The period of grace lasted around 3 and a half months, but the lease on life originating from this age was extended over almost 6 years and incorporated the obligatory and inevitable death by way of a broken heart.
When the lease reached its undistinguished end and time was really up, the woman in the corridor stopped and turned to face the music... what was that song? It is forgotten now, but at the time it brought alive a ghost from the past, the sight of which affected her heart like a break in the sky made by lightening. Many songs had this effect for quite some time following the great divorce. The ghost stared at who the woman had become and, for the period of its manifestation, the memory of her former self, the life she had lost, and the person who had somehow died for her, were more vivid than her real life.

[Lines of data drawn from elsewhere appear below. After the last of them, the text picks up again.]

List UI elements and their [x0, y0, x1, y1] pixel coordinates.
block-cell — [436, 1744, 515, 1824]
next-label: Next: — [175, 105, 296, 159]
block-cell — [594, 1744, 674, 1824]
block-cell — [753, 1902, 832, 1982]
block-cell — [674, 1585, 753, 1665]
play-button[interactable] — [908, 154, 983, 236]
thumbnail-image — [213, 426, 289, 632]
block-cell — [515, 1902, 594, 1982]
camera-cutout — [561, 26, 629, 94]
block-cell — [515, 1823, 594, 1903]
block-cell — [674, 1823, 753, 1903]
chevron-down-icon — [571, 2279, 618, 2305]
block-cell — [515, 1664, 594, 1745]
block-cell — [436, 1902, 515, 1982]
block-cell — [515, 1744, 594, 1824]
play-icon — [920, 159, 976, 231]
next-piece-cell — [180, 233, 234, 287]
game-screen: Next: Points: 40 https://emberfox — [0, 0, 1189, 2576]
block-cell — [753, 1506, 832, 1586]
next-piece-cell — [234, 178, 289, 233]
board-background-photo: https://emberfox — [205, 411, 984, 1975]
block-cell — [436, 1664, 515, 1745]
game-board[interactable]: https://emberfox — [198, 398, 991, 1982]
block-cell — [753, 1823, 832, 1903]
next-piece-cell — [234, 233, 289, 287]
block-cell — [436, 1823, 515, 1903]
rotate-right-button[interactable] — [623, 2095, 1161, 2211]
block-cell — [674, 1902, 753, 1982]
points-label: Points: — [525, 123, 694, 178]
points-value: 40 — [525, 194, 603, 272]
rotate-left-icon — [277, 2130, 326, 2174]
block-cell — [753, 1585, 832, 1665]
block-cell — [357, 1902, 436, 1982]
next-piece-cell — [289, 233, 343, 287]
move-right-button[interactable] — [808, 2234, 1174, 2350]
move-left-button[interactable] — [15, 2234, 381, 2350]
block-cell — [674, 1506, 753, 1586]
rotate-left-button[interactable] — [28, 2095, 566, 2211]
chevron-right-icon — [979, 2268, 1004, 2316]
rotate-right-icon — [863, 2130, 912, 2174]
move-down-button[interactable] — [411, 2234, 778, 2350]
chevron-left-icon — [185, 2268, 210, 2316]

That poor ghost of John, how often he came, how sad he had looked in days past. She punished herself for his pain relentlessly, and felt a thousand times the loss of him from her life. How love could be so blind was a mystery of tragic dimensions, or perhaps a tragedy of mysterious dimensions. She would never know how keenly he had felt the loss of her as his other side and nor would he remember how her life had been delivered into his hands, even though it was he who had led her to the river and broken bread in the sunshine, without word or explanation about how or why things are the way things are.
In time, however, the wounds inflicted on both hearts would heal and be restored; soothed by the redemption of new love when it returned in the autumn of a past life, before the spring of the afterlife, when the mercy of God with his gift of consolation bestowed forgiveness for all of those lost and troubled years. Thus was the return to innocence.